A quick reader on why military intervention in Syria is a big mistake–and what we should be advocating instead.
Since Syria has not attacked the United States and the UN Security Council hasn’t authorized any international military action, a U.S. strike on Syria would be unambiguously illegal under international law. But that’s not the only good reason not to attack Syria. There are many. (Photo: Adolfo Lujan / Flickr)
Some progressives remain conflicted about how the United States should respond to Syria’s increasingly violent civil war. This internal division has only deepened as the Obama administration considers launching a military strike on Bashar al-Assad for an alleged chemical attack by regime forces on civilians last month.
Many progressives are rightly skeptical about involving the United States in yet another war in the Middle East, but others are increasingly convinced that only a U.S.-led military strike can check Assad’s well-documented brutality. In recent weeks, many leading progressive commentators, members of Congress, and ordinary citizens have reluctantly come to this conclusion.

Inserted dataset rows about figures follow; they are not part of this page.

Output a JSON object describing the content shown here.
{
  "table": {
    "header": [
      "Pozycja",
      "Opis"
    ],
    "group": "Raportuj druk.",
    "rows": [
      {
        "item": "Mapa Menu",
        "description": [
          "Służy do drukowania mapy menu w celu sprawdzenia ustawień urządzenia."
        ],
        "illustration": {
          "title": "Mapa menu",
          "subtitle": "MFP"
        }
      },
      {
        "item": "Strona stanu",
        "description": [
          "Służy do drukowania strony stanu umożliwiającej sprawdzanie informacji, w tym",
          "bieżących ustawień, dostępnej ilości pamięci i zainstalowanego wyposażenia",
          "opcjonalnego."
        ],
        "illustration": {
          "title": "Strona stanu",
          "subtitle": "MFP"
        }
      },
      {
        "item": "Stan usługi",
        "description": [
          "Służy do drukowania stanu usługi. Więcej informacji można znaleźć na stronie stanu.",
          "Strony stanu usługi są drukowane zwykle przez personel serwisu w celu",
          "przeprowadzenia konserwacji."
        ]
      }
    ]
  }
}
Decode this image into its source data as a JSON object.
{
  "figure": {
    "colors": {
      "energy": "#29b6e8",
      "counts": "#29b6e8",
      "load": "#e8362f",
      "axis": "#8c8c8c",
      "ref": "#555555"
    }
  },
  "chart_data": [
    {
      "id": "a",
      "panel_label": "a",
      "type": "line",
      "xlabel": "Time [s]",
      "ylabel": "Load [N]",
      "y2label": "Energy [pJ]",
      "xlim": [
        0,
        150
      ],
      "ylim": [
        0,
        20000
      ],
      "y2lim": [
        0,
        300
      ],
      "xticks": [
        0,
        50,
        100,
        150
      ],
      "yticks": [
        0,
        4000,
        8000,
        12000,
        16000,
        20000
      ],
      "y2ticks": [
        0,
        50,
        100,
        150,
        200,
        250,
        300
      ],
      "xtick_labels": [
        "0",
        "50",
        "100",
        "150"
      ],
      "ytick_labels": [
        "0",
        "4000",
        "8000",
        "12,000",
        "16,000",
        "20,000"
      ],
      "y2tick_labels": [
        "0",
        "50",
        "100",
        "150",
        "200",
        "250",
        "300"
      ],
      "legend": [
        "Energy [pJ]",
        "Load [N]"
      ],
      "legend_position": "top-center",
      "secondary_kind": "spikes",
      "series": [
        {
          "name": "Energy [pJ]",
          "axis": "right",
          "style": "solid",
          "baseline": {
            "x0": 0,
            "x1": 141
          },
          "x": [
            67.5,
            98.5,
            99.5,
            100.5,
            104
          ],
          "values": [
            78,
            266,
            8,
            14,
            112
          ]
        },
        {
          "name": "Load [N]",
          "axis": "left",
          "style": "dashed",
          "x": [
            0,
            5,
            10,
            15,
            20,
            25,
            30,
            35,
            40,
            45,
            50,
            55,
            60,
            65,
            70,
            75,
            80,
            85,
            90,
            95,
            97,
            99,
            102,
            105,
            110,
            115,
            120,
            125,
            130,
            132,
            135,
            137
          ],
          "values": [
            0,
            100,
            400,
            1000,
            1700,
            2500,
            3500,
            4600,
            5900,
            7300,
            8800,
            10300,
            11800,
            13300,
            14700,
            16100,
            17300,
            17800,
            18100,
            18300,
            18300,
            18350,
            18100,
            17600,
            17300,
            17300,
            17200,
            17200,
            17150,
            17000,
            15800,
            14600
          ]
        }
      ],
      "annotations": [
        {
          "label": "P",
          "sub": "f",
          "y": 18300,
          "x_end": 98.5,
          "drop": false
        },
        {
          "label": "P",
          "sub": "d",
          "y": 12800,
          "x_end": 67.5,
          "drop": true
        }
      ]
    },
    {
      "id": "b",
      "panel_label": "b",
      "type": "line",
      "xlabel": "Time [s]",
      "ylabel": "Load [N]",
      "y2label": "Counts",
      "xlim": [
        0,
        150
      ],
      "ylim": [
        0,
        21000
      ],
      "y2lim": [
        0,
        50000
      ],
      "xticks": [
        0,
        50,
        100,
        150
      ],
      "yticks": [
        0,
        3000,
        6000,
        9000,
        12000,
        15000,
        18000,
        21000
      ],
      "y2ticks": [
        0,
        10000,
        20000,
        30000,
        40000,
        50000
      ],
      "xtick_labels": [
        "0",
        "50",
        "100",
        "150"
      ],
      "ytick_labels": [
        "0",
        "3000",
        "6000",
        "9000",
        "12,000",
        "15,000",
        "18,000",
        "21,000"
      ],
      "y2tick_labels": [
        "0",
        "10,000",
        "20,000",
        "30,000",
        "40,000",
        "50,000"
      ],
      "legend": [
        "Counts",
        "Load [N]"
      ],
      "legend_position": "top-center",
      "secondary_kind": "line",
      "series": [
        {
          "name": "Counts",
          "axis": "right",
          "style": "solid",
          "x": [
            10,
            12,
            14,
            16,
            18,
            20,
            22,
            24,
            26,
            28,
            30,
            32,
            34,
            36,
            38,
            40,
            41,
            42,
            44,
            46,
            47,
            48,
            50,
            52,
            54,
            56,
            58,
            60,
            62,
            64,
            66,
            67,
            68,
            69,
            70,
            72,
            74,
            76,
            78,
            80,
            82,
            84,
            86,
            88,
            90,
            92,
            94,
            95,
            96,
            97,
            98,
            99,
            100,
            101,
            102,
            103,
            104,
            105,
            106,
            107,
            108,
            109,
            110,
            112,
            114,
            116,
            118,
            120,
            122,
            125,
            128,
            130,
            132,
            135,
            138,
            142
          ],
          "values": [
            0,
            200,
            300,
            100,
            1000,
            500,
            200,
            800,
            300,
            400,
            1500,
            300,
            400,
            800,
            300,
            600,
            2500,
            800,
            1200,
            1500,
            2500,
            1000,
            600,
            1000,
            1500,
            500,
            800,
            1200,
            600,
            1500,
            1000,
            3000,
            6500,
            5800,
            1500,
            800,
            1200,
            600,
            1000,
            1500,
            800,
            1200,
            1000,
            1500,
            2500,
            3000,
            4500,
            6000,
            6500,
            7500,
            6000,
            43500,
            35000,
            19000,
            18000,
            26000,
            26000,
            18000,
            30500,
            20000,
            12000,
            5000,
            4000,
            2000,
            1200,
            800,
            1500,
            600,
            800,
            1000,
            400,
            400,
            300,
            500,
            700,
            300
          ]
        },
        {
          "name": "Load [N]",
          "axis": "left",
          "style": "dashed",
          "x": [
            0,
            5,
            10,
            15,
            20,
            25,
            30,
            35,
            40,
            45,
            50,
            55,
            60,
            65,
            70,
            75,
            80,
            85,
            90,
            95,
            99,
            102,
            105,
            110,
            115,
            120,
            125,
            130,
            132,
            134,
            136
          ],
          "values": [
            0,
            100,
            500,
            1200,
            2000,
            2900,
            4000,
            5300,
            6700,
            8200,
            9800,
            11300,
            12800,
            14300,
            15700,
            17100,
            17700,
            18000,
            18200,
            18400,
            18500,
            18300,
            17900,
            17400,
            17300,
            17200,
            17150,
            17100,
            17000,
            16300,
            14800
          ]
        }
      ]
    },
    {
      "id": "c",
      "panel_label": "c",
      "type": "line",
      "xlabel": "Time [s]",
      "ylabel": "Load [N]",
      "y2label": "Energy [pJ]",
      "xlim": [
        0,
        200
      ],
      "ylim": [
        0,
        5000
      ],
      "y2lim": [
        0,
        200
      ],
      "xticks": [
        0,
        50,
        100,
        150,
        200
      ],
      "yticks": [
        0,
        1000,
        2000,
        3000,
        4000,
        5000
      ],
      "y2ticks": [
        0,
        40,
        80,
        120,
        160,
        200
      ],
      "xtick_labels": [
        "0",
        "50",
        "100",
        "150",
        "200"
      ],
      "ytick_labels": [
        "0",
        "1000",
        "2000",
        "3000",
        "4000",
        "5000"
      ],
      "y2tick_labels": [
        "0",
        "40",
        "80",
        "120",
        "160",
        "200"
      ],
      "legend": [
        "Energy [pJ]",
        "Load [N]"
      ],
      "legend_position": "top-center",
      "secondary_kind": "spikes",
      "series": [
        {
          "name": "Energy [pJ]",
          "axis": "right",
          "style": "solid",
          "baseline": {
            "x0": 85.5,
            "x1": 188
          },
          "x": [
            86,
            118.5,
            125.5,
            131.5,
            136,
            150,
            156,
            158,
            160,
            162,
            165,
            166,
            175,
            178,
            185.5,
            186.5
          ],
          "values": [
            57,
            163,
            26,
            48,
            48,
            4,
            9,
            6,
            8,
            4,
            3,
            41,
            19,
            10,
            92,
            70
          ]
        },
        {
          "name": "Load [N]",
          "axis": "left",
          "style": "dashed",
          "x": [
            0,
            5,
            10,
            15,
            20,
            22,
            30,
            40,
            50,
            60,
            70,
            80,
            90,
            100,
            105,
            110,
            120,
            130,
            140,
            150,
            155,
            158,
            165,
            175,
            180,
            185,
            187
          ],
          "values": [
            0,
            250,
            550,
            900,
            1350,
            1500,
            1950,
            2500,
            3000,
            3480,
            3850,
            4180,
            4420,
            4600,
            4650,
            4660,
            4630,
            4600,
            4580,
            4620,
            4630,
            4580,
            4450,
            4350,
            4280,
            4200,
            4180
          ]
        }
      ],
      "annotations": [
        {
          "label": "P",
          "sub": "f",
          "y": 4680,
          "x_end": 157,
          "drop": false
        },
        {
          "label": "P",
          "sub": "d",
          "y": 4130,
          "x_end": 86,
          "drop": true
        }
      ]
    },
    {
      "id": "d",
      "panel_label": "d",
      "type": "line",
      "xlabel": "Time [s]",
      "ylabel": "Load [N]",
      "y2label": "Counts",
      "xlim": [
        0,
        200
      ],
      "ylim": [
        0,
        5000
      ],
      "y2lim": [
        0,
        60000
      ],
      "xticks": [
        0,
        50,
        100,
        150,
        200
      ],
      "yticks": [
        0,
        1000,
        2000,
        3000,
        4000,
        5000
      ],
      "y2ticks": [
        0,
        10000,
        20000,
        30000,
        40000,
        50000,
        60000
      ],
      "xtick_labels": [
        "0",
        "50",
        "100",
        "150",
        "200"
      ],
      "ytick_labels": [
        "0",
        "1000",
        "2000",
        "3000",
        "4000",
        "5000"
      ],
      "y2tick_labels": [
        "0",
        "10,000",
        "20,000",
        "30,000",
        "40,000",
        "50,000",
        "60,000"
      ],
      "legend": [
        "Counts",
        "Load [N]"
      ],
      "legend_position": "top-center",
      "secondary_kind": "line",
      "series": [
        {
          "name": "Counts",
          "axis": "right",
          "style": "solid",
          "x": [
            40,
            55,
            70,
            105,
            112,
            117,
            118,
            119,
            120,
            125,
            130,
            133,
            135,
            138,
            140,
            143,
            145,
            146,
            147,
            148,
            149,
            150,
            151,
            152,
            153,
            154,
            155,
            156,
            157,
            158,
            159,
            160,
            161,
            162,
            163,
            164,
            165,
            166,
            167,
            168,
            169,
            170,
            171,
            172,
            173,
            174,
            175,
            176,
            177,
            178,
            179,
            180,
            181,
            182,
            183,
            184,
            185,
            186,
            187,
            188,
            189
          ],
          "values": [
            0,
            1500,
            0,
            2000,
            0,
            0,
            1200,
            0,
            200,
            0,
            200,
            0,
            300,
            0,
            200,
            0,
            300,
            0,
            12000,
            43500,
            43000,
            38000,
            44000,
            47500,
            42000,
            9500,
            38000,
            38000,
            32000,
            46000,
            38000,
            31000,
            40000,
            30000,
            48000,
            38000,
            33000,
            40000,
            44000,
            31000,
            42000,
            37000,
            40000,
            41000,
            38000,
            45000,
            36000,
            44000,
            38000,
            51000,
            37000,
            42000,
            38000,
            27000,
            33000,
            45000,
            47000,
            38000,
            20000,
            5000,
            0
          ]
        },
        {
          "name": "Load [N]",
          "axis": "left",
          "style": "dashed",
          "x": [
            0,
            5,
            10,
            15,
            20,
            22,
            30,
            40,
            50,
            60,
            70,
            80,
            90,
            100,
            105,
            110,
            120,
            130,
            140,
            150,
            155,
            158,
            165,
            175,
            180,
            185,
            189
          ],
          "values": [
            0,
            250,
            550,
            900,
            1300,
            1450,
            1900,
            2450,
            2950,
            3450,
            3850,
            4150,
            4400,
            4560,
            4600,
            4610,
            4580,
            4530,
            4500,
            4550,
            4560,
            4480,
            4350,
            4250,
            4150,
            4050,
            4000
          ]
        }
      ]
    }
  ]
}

But it’s a mistaken one. However well intentioned this effort may be, there’s no evidence to suggest that the “quick and surgical” strikes proposed by the Obama administration will meaningfully change Assad’s behavior. But there’s ample reason to conclude that they could make things much worse.
For progressives who are on the fence about this issue, here’s a quick reader on why military intervention is a mistake and what we should be advocating instead.
We can’t escalate this war.
Let’s start with something I hope we can agree on: we really, really don’t want to escalate this war.